If you applied this to the basis vectors for the space, you have essentially computed the coordinate vectors for the matrix of the projection operator, so these columns form a basis of the space, and are thus factors of the original wedge product. A column reduction to reduce the rank would provide the factorization desired (disregarding the scaling factor).

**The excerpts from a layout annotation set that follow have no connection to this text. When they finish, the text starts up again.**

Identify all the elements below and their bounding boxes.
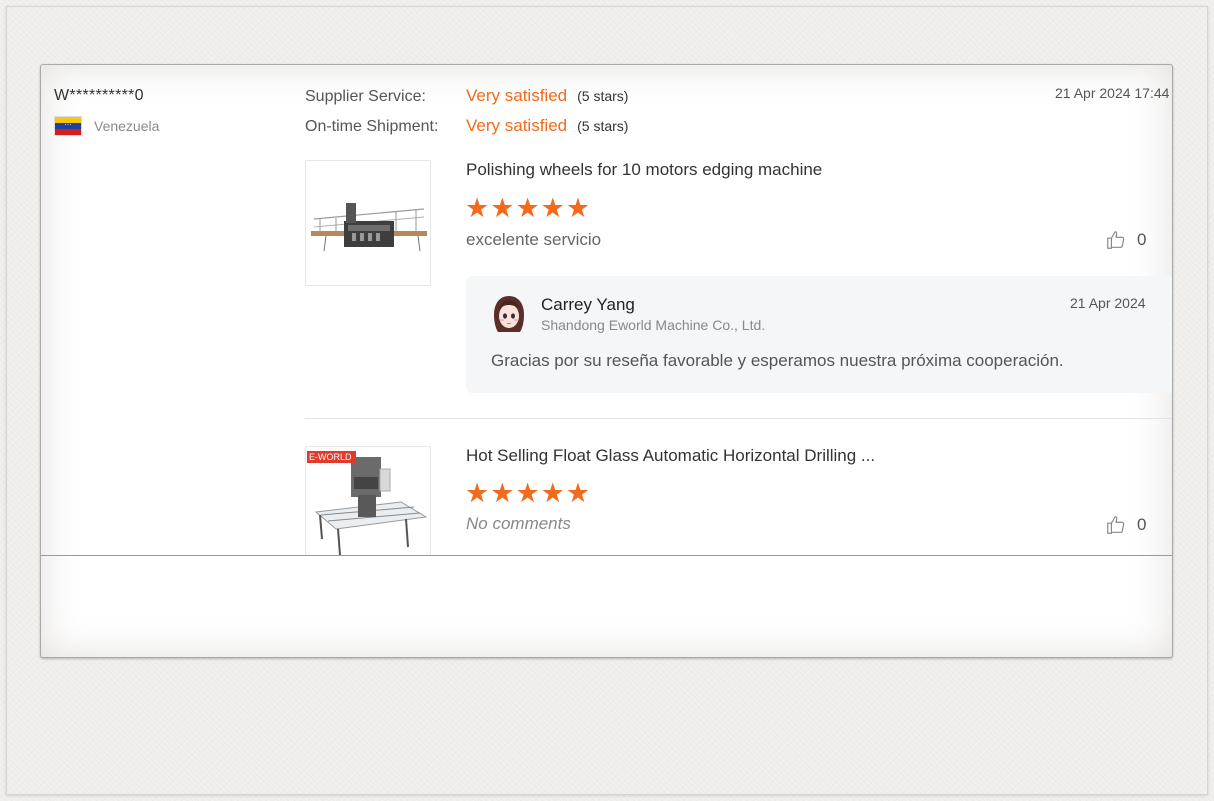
reviewer-country: Venezuela — [54, 116, 159, 136]
avatar-icon — [494, 296, 524, 332]
star-icon: ★ — [490, 478, 515, 508]
review-card: W**********0 Venezuela Supplier Service:… — [40, 64, 1173, 658]
star-icon: ★ — [540, 193, 565, 223]
like-button[interactable]: 0 — [1105, 229, 1146, 251]
product-star-rating: ★ ★ ★ ★ ★ — [465, 480, 590, 507]
rating-supplier-service: Supplier Service: Very satisfied (5 star… — [305, 86, 628, 106]
rating-value: Very satisfied — [466, 116, 568, 135]
product-comment: excelente servicio — [466, 230, 602, 249]
reply-author-name: Carrey Yang — [541, 295, 635, 314]
rating-label: On-time Shipment: — [305, 118, 439, 135]
drilling-machine-image — [306, 447, 430, 555]
rating-stars-text: (5 stars) — [577, 88, 629, 104]
viewport-edge — [41, 555, 1172, 556]
brand-tag: E-WORLD — [307, 451, 356, 463]
reply-date: 21 Apr 2024 — [1070, 295, 1146, 311]
like-count: 0 — [1137, 230, 1147, 249]
rating-value: Very satisfied — [466, 86, 568, 105]
rating-ontime-shipment: On-time Shipment: Very satisfied (5 star… — [305, 116, 628, 136]
rating-stars-text: (5 stars) — [577, 118, 629, 134]
product-thumbnail[interactable] — [305, 160, 431, 286]
product-comment: No comments — [466, 514, 571, 533]
star-icon: ★ — [515, 193, 540, 223]
product-title[interactable]: Polishing wheels for 10 motors edging ma… — [466, 160, 822, 180]
thumbs-up-icon — [1107, 516, 1125, 534]
star-icon: ★ — [565, 193, 591, 223]
country-name: Venezuela — [94, 118, 160, 134]
product-title[interactable]: Hot Selling Float Glass Automatic Horizo… — [466, 446, 875, 466]
product-thumbnail[interactable]: E-WORLD — [305, 446, 431, 555]
reviewer-name: W**********0 — [54, 87, 144, 104]
star-icon: ★ — [565, 478, 591, 508]
rating-label: Supplier Service: — [305, 88, 426, 105]
like-button[interactable]: 0 — [1105, 514, 1146, 536]
reply-company: Shandong Eworld Machine Co., Ltd. — [541, 317, 766, 333]
supplier-reply: Carrey Yang Shandong Eworld Machine Co.,… — [466, 276, 1172, 393]
review-viewport: W**********0 Venezuela Supplier Service:… — [41, 65, 1172, 555]
thumbs-up-icon — [1107, 231, 1125, 249]
review-date: 21 Apr 2024 17:44 — [1055, 85, 1170, 101]
flag-venezuela-icon — [54, 116, 82, 136]
edging-machine-image — [306, 161, 430, 285]
product-divider — [305, 418, 1172, 419]
star-icon: ★ — [490, 193, 515, 223]
star-icon: ★ — [465, 193, 490, 223]
reply-text: Gracias por su reseña favorable y espera… — [491, 351, 1064, 370]
product-star-rating: ★ ★ ★ ★ ★ — [465, 195, 590, 222]
star-icon: ★ — [515, 478, 540, 508]
star-icon: ★ — [465, 478, 490, 508]
star-icon: ★ — [540, 478, 565, 508]
like-count: 0 — [1137, 515, 1147, 534]
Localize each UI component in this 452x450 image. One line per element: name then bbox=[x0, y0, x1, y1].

As an aside, I found it pretty interesting how similar the projection product is to the projection matrix from traditional matrix algebra, where provided the matrix A is of full column rank, a projection onto it's columns, can be written:

$$Proj_A(x) = \left( A \frac{1}{A^\text{T} A} A^\text{T} \right) x$$

A further comparison. In the above if the columns are othonormal you have:

$$Proj_A(x) = \left( A A^\text{T} \right) x$$

Similarily, for a unit magnitude blade, the inverse term drops out leaving:

$$Proj_A(x) = A \left(A^\dagger \cdot x\right)$$

2. Apr 19, 2008

### pkleinod

Algorithm for factoring a blade (from Dorst et al. GA4CS p. 535):
2. Determine the norm s =||B||
3. Represent the blade in a basis and then find the basis blade E in this
representation with the largest coordinate; now you have a list of k basis
vectors ei that span E.
4. Scale the input blade to produce Bc=B/s
5. For all but one of the basis vectors ei of E:
a) Project ei onto Bc: fi= (ei.Bc)Bc-1.
b) Normalize fi and add to list of factors.
c) Update Bc <--- fi-1.Bc.
6. Obtain the last factor fk=Bc and normalize it.
7. Output: the list of factors fi and the scale s.

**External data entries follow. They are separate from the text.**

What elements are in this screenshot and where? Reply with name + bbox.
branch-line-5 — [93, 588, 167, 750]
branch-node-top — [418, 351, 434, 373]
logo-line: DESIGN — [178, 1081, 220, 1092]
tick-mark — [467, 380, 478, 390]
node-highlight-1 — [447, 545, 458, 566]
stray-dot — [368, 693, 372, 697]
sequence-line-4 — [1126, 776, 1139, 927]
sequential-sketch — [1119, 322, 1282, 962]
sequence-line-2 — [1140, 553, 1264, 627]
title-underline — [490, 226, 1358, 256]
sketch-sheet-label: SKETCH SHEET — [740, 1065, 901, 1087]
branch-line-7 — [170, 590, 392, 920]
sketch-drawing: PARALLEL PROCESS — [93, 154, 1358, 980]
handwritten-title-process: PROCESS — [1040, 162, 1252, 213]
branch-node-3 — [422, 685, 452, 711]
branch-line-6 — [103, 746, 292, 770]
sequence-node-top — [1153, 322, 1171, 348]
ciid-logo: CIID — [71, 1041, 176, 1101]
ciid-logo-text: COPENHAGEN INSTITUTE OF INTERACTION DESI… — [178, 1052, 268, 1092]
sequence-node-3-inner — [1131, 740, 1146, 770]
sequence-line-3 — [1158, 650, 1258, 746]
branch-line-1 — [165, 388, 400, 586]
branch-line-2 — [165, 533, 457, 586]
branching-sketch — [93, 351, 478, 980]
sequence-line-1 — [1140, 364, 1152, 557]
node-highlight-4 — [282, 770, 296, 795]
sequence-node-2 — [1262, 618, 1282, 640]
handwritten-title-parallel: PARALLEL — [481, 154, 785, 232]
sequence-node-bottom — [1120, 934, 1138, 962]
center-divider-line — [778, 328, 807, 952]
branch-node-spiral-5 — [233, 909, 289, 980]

Yes, it's that book again!

3. Apr 19, 2008

### Peeter

Actually, I have the book now;) This question occurred to me as soon as I started reading the meet/join chapter ... I jumped the gun posting this question. Later I found this in the appendix, and should have replied to my own post saying so. Sorry that you spent time typing this up!

Note that the central idea in that algorithm is the same ... use the projection. But they use a Graham Shmidt like procedure, using repeated reduction in grade, for orthonormalizing instead of doing it en-mass with something like SVD (which would also give you an orthonormal basis for the dual of the blade, and wouldn't have the numerical problems of GS). Since they only go up to 5 dimensions for their graphics applications the numerical issues probably don't hit that hard. I'm not sure how you'd apply SVD to orthonormalize with respect to a non-Euclian metric either.

ps. Yes, that is a good book! By far the best introduction I've seen. Thanks for the recommendation. The notational differences compared to the Hestenes and GAFP books takes some getting used to though.

4. Apr 19, 2008

### pkleinod

You would probably always use a Euclidean metric because the outer product factorization should not be dependent on the metric. I vaguely recall seeing this somewhere else in the book (probably in dealing with the meet and the join). Glad you like the book---I'm sure it will be a valuable asset.

5. Apr 19, 2008

### Peeter

His algorithm included a normalization, and that can use an alternate metric (ie: they use a Minkowski metric for their conformal modelling).